Dear garywang,
P2P calls are not supported on Drive platform.
As CPU and dGPU are connected via NvLink, If you are transferring data from CPU to dGPU, it goes via NVLink. You can check running bandwidth test CUDA sample.
Host to Device Bandwidth, 1 Device(s)
PINNED Memory Transfers
Transfer Size (Bytes) Bandwidth(MB/s)
33554432 29250.3
Device to Host Bandwidth, 1 Device(s)
PINNED Memory Transfers
Transfer Size (Bytes) Bandwidth(MB/s)
33554432 29504.7
Device to Device Bandwidth, 1 Device(s)
PINNED Memory Transfers
Transfer Size (Bytes) Bandwidth(MB/s)
33554432 96765.0
Result = PASS
…
Sorry I’m little confused on “Device to Device Bandwidth”, could you help to explain its diffident between CUDA_VISIBLE_DEVICES=1 and CUDA_VISIBLE_DEVICES=0 (i.e. not transfer by NvLINK or not)?
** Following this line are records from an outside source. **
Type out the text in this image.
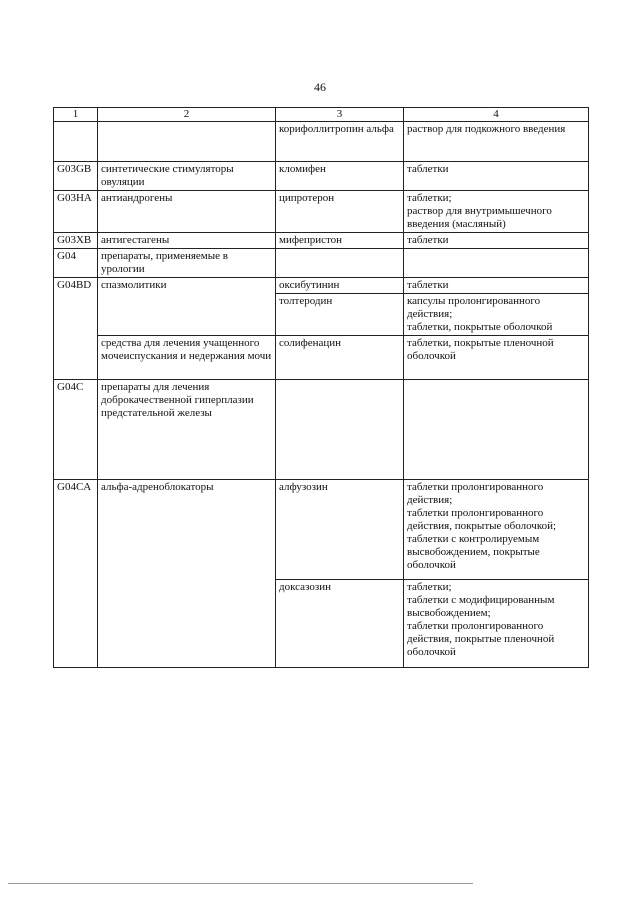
46
1	2	3	4
		корифоллитропин альфа	раствор для подкожного введения
G03GB	синтетические стимуляторы овуляции	кломифен	таблетки
G03HA	антиандрогены	ципротерон	таблетки;
раствор для внутримышечного введения (масляный)

G03XB	антигестагены	мифепристон	таблетки
G04	препараты, применяемые в урологии		
G04BD	спазмолитики	оксибутинин	таблетки
		толтеродин	капсулы пролонгированного действия;
таблетки, покрытые оболочкой

	средства для лечения учащенного мочеиспускания и недержания мочи	солифенацин	таблетки, покрытые пленочной оболочкой
G04C	препараты для лечения доброкачественной гиперплазии предстательной железы		
G04CA	альфа-адреноблокаторы	алфузозин	таблетки пролонгированного действия;
таблетки пролонгированного действия, покрытые оболочкой;
таблетки с контролируемым высвобождением, покрытые оболочкой

		доксазозин	таблетки;
таблетки с модифицированным высвобождением;
таблетки пролонгированного действия, покрытые пленочной оболочкой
Sorry for bothering on it.
Dear Garywang,
Device to device bandwidth refers to data transfer bandwidth with in the GPU(from one memory location to other memory location in the same GPU. This does not involve NvLink).
CUDA_VISIBLE_DEVICES is flag is used to select the GPU devices on system. When you set CUDA_VISIBLE_DEVICES=0, you systems behaves as if it has only dGPU and similarly if you set CUDA_VISIBLE_DEVICES=1, it shows only iGPU.
@SivaRamaKrishna,
So, from my point of view to conclude them, is it correct?
for CUDA_VISIBLE_DEVICES=0, Host to Device Bandwidth is 18G/s transferred via NvLink.
for CUDA_VISIBLE_DEVICES=1, Host to Device Bandwidth is 29G/s transferred via Share Memory.